Below is a collection of terms used on this site, and a brief explanation. For a more thorough glossary of terms, take a look at this web page, courtesy Rajan Parrikar. The glossary here is compiled by Raga-Mala, principally Andrew Buhr.
Alaap — the first part of the elaboration of a Raga, in which it is built up note by note, starting below the tonic and working up past the octave. Alaap is performed in free rhythm, unaccompanied. Khayal and lighter vocal styles tend to have a very short alaap.
Bhajan — a hindu devotional song. Bhajans are sometimes used as light classical repetoire.
Dhrupad — the oldest style of north indian classical music, derived ultimately from temple music. Dhrupad performance places emphasis on careful, methodical Alaap.
Chikari — a rhythmic drone string on a stringed instrument (e.g sitar or sarod).
Dhun — folk song, typically associated with a particular region or season.

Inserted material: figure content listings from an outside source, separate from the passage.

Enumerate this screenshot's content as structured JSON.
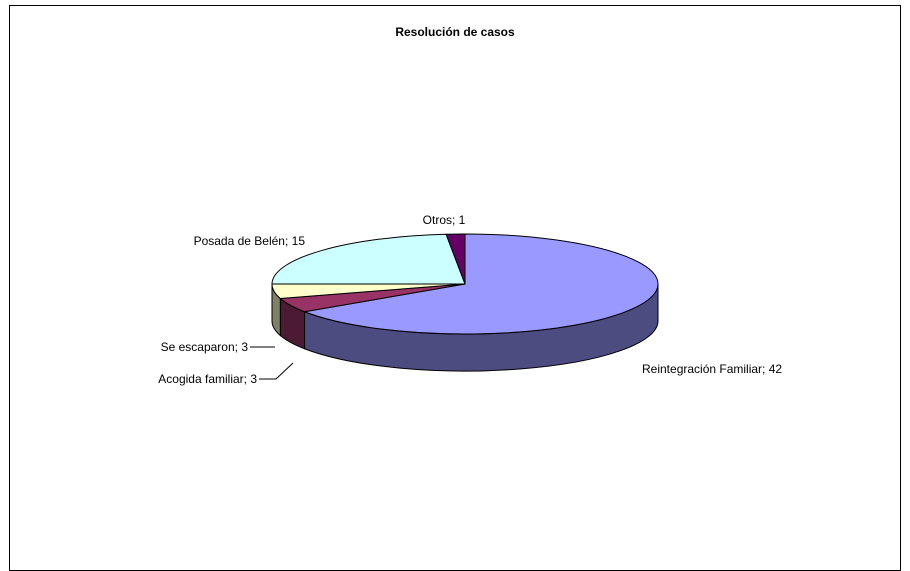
{
  "chart_data": {
    "type": "pie",
    "title": "Resolución de casos",
    "style": "3d",
    "slices": [
      {
        "name": "Reintegración Familiar",
        "value": 42,
        "label": "Reintegración Familiar; 42",
        "color": "#9999ff",
        "side_color": "#4c4c80"
      },
      {
        "name": "Acogida familiar",
        "value": 3,
        "label": "Acogida familiar; 3",
        "color": "#993366",
        "side_color": "#4d1a33"
      },
      {
        "name": "Se escaparon",
        "value": 3,
        "label": "Se escaparon; 3",
        "color": "#ffffcc",
        "side_color": "#808066"
      },
      {
        "name": "Posada de Belén",
        "value": 15,
        "label": "Posada de Belén; 15",
        "color": "#ccffff",
        "side_color": "#668080"
      },
      {
        "name": "Otros",
        "value": 1,
        "label": "Otros; 1",
        "color": "#660066",
        "side_color": "#330033"
      }
    ]
  }
}
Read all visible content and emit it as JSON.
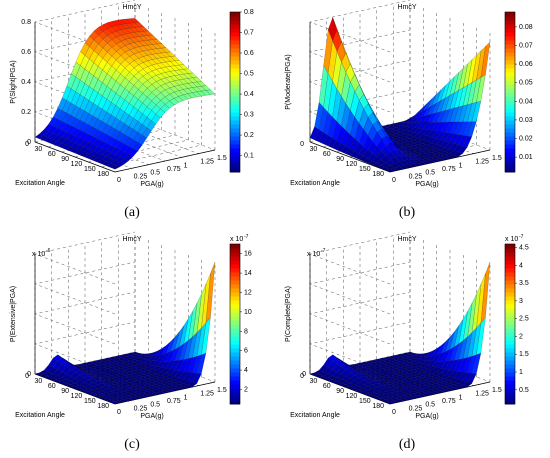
{
  "chart_data": [
    {
      "id": "a",
      "type": "surface",
      "title": "HmcY",
      "caption": "(a)",
      "zlabel": "P(Slight|PGA)",
      "ylabel": "Excitation Angle",
      "xlabel": "PGA(g)",
      "multiplier": "",
      "zticks": [
        "0",
        "0.2",
        "0.4",
        "0.6",
        "0.8"
      ],
      "zlim": [
        0,
        0.8
      ],
      "yticks": [
        "0",
        "30",
        "60",
        "90",
        "120",
        "150",
        "180"
      ],
      "xticks": [
        "0",
        "0.25",
        "0.5",
        "0.75",
        "1",
        "1.25",
        "1.5"
      ],
      "colorbar": {
        "ticks": [
          "0.1",
          "0.2",
          "0.3",
          "0.4",
          "0.5",
          "0.6",
          "0.7",
          "0.8"
        ],
        "range": [
          0.02,
          0.8
        ]
      },
      "shape": "rise",
      "zmax": 0.8
    },
    {
      "id": "b",
      "type": "surface",
      "title": "HmcY",
      "caption": "(b)",
      "zlabel": "P(Moderate|PGA)",
      "ylabel": "Excitation Angle",
      "xlabel": "PGA(g)",
      "multiplier": "",
      "zticks": [],
      "zlim": [
        0,
        0.09
      ],
      "yticks": [
        "0",
        "30",
        "60",
        "90",
        "120",
        "150",
        "180"
      ],
      "xticks": [
        "0",
        "0.25",
        "0.5",
        "0.75",
        "1",
        "1.25",
        "1.5"
      ],
      "colorbar": {
        "ticks": [
          "0.01",
          "0.02",
          "0.03",
          "0.04",
          "0.05",
          "0.06",
          "0.07",
          "0.08"
        ],
        "range": [
          0.002,
          0.088
        ]
      },
      "shape": "hump",
      "zmax": 0.09
    },
    {
      "id": "c",
      "type": "surface",
      "title": "HmcY",
      "caption": "(c)",
      "zlabel": "P(Extensive|PGA)",
      "ylabel": "Excitation Angle",
      "xlabel": "PGA(g)",
      "multiplier": "x 10",
      "multiplier_exp": "-6",
      "zticks": [
        "0"
      ],
      "zlim": [
        0,
        1.8
      ],
      "yticks": [
        "0",
        "30",
        "60",
        "90",
        "120",
        "150",
        "180"
      ],
      "xticks": [
        "0",
        "0.25",
        "0.5",
        "0.75",
        "1",
        "1.25",
        "1.5"
      ],
      "colorbar": {
        "ticks": [
          "2",
          "4",
          "6",
          "8",
          "10",
          "12",
          "14",
          "16"
        ],
        "range": [
          0.5,
          17
        ],
        "exp": "-7"
      },
      "shape": "spike",
      "zmax": 1.7
    },
    {
      "id": "d",
      "type": "surface",
      "title": "HmcY",
      "caption": "(d)",
      "zlabel": "P(Complete|PGA)",
      "ylabel": "Excitation Angle",
      "xlabel": "PGA(g)",
      "multiplier": "x 10",
      "multiplier_exp": "-7",
      "zticks": [
        "0"
      ],
      "zlim": [
        0,
        5
      ],
      "yticks": [
        "0",
        "30",
        "60",
        "90",
        "120",
        "150",
        "180"
      ],
      "xticks": [
        "0",
        "0.25",
        "0.5",
        "0.75",
        "1",
        "1.25",
        "1.5"
      ],
      "colorbar": {
        "ticks": [
          "0.5",
          "1",
          "1.5",
          "2",
          "2.5",
          "3",
          "3.5",
          "4",
          "4.5"
        ],
        "range": [
          0.1,
          4.6
        ],
        "exp": "-7"
      },
      "shape": "spike",
      "zmax": 4.6
    }
  ]
}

Dhuns are often incorporated into light classical repetoire.
Gamak — generally, any one of the many types of ornamentation used in Indian classical music. Specifically, it refers to a movement (slow or rapid depending on the style) between two nearby notes.
Gharana — a tradition or lineage within north indian classical music. Each gharana has certain characteristics of style and emphasis. Most take their names from the locations where their founders came from.
Ghazal — a traditional form of poetry in either Persian or Urdu. Ghazals are sometimes performed in a light classical style.
honorifics — see this article.
Jhala — the third part of the elaboration of a raga in instrumental performance (after Alaap and Jor). Jhala is typically played at a fast temp, and uses complex rhythms.
Jor/Jod — the second part of the elaboration of a Raga in instrumental or Dhrupad performance, after Alaap. Jor introduces a basic pulse into the performance and again builds up the raga note by note.
Kathak — one of the main styles of indian classical dance. Kathak emphasizes the telling of stories through portrayal of a variety of traditional characters.
Khayal — the main style of classical vocal performance in north India. Khayal places emphasis on presentation of compositions, and in improvisation.
Taan — an improvised phrase, often performed at a fast tempo, leading back to the refrain of the composition.
Thumri — a classical style similar to Khayal. In performance, a singer will place less emphasis on developing Raga and more on the text.